レーザーテックの2021年6月期第3四半期時点の今期予想は、すでに第3四半期まで終わっているので、実績値が出ています。

売り上げは、第3四半期までの累計で519.5億円、通期の予想が620.0億円。今までのペースでもう1四半期分、売り上げが増えた場合、実績値の約1.33倍が想定される通期売り上げになります。
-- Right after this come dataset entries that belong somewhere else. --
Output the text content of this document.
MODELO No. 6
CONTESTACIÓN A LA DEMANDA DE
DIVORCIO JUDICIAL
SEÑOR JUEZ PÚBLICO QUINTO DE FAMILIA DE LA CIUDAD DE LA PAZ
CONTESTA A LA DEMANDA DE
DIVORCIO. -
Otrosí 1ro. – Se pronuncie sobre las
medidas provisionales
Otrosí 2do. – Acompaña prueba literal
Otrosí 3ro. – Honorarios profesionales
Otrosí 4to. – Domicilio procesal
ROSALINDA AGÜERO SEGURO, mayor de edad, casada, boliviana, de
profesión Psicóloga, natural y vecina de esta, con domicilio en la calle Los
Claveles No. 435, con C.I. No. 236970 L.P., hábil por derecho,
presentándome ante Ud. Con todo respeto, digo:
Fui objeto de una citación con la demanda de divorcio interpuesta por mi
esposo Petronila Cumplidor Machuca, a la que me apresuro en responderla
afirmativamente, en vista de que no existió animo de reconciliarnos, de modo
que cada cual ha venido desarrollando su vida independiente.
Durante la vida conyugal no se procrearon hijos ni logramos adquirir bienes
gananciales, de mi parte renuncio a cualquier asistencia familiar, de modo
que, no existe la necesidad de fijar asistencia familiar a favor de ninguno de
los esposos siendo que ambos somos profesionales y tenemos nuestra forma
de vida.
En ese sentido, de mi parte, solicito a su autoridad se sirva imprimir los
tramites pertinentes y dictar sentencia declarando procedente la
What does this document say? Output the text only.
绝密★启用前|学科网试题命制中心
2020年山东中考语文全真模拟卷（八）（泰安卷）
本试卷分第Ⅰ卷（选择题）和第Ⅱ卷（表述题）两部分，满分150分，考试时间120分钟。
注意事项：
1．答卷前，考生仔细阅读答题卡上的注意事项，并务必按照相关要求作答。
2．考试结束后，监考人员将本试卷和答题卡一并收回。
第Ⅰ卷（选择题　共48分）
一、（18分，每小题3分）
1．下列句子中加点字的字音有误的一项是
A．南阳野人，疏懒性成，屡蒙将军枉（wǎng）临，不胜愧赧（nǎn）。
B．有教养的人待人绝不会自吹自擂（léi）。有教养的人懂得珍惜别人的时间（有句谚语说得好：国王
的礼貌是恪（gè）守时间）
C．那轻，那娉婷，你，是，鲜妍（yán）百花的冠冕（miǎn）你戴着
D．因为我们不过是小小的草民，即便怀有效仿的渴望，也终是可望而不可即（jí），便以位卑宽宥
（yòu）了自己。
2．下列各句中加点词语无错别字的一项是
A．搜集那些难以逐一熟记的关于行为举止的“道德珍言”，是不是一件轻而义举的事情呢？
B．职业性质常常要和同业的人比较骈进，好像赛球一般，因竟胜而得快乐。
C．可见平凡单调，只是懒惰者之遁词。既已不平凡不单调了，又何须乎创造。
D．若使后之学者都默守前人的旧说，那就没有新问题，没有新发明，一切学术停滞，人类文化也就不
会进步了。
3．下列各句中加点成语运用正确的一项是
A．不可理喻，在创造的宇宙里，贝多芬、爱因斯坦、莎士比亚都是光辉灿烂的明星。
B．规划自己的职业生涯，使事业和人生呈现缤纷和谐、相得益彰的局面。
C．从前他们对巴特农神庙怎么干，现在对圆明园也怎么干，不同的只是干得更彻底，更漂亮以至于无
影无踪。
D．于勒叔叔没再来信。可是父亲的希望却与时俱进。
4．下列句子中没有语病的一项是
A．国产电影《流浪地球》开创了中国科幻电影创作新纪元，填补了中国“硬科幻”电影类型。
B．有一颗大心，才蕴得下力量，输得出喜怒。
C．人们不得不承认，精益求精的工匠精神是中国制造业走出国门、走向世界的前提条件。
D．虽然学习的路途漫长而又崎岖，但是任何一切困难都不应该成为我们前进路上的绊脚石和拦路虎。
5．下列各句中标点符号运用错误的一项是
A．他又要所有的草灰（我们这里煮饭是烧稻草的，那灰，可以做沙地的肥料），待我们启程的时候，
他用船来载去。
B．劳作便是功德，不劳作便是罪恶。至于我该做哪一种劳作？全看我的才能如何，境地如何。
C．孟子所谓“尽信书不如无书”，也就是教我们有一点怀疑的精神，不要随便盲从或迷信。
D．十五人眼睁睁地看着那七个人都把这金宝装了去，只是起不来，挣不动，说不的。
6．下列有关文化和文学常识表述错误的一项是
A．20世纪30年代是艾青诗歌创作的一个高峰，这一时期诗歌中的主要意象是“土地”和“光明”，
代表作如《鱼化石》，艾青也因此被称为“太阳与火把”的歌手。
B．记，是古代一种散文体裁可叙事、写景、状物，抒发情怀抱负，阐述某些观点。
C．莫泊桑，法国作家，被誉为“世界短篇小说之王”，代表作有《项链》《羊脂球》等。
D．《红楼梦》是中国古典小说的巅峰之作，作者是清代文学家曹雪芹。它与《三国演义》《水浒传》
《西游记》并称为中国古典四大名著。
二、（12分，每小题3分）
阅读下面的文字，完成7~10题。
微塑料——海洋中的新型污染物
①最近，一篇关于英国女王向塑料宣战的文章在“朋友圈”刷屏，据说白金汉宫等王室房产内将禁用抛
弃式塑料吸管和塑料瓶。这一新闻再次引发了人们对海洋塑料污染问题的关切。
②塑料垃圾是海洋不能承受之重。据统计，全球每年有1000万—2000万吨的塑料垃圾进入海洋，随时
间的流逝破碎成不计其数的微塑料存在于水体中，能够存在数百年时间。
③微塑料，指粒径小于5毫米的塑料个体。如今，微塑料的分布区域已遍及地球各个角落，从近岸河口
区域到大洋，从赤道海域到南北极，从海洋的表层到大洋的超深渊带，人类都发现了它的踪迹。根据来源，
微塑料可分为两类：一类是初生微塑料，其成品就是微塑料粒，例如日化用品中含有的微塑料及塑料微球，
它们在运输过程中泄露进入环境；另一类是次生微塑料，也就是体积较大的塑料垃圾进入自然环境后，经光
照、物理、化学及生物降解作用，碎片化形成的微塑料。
レーザーテックの2021年6月期第3四半期までの進捗率は、「5195×1.33=69096909/6200=1.1144」で計算します。すると、売り上げ進捗率は111.4%になります。

四半期ごとの進捗率の計算レート
●第1四半期の場合:4倍
●第2四半期の場合:2倍
●第3四半期の場合:1.33倍
×売り上げ・利益の進捗率がともに会社予想より下
△売り上げ・利益の進捗率のいずれかが会社予想より下
○売り上げ・利益の進捗率がともに会社予想より上

つまり、このペースで行くと会社予想を11%超上回って着地することになります。

一方の経常利益はこれまでの累計が189.6億円で、通期予想が200億円ですから、

「1896×1.33=25222522/2000=1.26」

と会社予想より26%増益になりそうです。

そして、実際の本決算では売り上げ702.5億円(>690.9億円)、経常利益264.4億円(>252.2億円)と、第3四半期時点の累計の1.33倍をさらに上回る好結果となりました。

このように、同じ決算発表でも、第1~第3四半期は会社の通期予想に対する進捗率を計算して、業績が会社の予想通りに進んでいるかどうかを確認しましょう。